Supporting nanoscale zero-valent iron onto shrimp shell-derived N-doped biochar to boost its reactivity and electron utilization for selenite sequestration

Nanoscale zero-valent iron (nZVI) has been widely used in the reductive removal of contaminants from water, yet it still fights against the inherent passive cover and the raise of medium pH. In this study, nZVI was supported onto a nitrogen-doped biochar (NBC) that was prepared by pyrolyzing shrimp shell for efficiently sequestrating aqueous selenite (Se(IV)). The resultant composite (NBC-nZVI) revealed a higher reactivity and electron utili-zation efficiency (EUE) than the bare nZVI in Se(IV) sequestration because of the positive charge, the buffering effect and the good conductivity of NBC. The kinetic rate and EUE of NBC-nZVI were increased by 143.4% and 15.3% compared to the bare nZVI, respectively, at initial pH of 3.0. The high removal capacity of 605.4 mg g-1 for NBC-nZVI was obtained at Se(IV) concentration of 1000 mg L-1, initial pH of 3.0, NBC-nZVI dosage of 1.0 g L-1 and contact time of 12 h. Moreover, NBC-nZVI exhibited a strong tolerance to solution pHs and coexisting compounds (e.g., humic acid) and could reduce the Se(IV) concentration from 5.0 mg L-1 to below the limit of drinking water (50 mu g L-1) in real-world samples. This work exemplified a utilization of shrimp shell-derived NBC to simultaneously enhance the reactivity and EUE of nZVI for reductively removing contaminants.

Automated summary

In this study, nitrogen-doped biochar supported nanoscale zero-valent iron (NBC-nZVI) was used to efficiently remove aqueous selenite (Se(IV)) contaminants from water.

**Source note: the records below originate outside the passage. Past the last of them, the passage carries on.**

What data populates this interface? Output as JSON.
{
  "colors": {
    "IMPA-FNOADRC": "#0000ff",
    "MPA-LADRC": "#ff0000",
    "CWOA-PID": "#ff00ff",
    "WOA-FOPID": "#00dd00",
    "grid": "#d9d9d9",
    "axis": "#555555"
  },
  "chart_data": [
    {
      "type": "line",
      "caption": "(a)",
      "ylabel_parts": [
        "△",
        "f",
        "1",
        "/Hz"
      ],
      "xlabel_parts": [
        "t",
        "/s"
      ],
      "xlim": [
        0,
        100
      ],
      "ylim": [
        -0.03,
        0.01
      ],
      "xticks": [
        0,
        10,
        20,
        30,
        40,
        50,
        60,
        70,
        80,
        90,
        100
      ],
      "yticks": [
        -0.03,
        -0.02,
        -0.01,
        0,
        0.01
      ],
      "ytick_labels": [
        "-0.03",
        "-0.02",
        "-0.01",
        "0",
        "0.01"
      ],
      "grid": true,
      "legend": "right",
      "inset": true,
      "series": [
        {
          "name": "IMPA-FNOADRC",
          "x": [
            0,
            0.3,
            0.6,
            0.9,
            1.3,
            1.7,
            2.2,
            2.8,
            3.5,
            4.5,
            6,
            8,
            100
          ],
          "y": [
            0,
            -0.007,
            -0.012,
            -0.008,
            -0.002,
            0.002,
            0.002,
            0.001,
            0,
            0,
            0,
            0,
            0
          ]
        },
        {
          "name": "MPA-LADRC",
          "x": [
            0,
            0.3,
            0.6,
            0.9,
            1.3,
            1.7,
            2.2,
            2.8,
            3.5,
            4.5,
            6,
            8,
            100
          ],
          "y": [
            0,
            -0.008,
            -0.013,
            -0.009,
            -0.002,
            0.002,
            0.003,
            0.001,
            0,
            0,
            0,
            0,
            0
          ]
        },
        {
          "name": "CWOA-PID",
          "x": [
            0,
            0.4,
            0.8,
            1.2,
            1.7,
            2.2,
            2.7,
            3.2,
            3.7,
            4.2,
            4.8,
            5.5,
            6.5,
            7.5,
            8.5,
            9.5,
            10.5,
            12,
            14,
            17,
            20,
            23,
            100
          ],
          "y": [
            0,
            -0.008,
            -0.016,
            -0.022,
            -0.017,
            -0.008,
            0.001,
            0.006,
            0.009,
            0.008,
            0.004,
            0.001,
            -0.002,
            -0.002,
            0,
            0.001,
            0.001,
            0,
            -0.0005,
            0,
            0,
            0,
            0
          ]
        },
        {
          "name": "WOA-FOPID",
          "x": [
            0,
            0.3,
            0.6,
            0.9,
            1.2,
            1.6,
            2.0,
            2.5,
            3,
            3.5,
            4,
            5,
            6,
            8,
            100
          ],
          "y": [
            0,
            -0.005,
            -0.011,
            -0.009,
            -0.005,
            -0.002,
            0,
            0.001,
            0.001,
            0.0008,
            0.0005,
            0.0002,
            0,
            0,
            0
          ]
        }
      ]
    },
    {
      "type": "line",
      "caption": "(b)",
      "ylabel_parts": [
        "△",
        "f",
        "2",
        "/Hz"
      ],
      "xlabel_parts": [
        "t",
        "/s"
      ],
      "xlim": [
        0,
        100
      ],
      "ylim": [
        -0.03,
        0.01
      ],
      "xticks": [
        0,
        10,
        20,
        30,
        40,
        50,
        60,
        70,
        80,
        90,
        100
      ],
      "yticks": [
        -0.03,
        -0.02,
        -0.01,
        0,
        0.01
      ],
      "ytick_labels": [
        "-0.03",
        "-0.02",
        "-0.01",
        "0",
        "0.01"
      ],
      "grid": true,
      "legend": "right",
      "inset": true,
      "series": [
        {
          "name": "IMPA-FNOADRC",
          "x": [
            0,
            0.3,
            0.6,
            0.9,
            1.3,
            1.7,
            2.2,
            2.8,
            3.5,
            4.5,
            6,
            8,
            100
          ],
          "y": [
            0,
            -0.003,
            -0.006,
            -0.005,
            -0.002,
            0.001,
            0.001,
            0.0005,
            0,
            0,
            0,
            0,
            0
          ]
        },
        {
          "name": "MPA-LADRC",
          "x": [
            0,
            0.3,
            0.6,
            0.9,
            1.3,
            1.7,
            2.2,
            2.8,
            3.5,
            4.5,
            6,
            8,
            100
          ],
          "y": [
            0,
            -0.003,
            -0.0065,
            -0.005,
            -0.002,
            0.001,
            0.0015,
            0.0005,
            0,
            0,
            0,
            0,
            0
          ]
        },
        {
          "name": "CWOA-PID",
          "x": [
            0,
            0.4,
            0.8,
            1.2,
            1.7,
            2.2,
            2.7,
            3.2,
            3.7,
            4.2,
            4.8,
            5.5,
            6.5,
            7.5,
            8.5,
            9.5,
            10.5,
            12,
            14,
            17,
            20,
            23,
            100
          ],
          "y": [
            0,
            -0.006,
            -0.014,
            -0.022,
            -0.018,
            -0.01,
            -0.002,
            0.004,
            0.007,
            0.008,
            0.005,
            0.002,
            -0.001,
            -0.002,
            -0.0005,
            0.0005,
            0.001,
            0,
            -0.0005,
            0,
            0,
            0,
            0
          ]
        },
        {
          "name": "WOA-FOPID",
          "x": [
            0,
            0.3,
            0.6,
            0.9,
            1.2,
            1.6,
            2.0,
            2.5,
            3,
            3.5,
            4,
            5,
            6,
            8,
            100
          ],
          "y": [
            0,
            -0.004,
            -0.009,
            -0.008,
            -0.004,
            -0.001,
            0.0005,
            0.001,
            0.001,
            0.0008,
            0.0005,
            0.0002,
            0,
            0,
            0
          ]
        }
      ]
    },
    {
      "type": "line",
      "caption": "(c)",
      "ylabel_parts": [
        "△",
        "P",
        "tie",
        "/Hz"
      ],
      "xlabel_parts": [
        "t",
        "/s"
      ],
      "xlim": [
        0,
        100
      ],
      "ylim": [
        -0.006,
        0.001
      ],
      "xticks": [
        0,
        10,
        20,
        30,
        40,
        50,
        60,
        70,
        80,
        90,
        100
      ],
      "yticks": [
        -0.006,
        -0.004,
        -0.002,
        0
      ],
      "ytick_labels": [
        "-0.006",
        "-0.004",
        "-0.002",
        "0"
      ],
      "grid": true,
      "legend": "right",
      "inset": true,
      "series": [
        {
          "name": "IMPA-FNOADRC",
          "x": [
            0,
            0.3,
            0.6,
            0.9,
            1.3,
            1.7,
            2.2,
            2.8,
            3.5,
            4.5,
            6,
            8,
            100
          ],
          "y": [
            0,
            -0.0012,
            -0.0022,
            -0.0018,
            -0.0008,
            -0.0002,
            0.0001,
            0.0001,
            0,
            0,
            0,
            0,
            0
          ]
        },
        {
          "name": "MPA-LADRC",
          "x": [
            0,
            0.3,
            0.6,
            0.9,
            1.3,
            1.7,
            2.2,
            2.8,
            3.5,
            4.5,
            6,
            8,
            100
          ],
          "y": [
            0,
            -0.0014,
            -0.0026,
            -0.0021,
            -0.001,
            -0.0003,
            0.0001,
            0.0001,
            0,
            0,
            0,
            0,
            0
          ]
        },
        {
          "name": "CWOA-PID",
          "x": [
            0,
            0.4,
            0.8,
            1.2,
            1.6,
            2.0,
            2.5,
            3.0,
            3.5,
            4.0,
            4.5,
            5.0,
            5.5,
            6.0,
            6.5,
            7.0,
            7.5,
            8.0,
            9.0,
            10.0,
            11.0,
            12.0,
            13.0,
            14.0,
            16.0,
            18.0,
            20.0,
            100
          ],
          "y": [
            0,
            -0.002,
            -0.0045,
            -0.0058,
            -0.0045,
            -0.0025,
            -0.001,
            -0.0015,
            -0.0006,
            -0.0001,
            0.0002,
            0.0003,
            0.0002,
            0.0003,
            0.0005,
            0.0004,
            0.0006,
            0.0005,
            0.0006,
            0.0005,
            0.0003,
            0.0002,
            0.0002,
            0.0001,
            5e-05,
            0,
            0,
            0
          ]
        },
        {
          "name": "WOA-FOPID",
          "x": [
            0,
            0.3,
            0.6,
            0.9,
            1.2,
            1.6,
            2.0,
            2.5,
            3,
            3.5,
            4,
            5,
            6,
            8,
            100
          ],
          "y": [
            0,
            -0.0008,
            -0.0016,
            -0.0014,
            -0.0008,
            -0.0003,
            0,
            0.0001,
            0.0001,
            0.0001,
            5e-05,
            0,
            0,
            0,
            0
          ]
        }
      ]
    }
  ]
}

The NBC-nZVI exhibited higher reactivity and electron utilization efficiency (EUE) compared to bare nZVI due to its positive charge, buffering effect, and good conductivity. The removal capacity of NBC-nZVI was 605.4 mg g-1 at Se(IV) concentration of 1000 mg L-1, initial pH of 3.0, NBC-nZVI dosage of 1.0 g L-1, and contact time of 12 h. Moreover, NBC-nZVI showed strong tolerance to solution pHs and other coexisting compounds, and could effectively reduce Se(IV) concentration in real-world samples.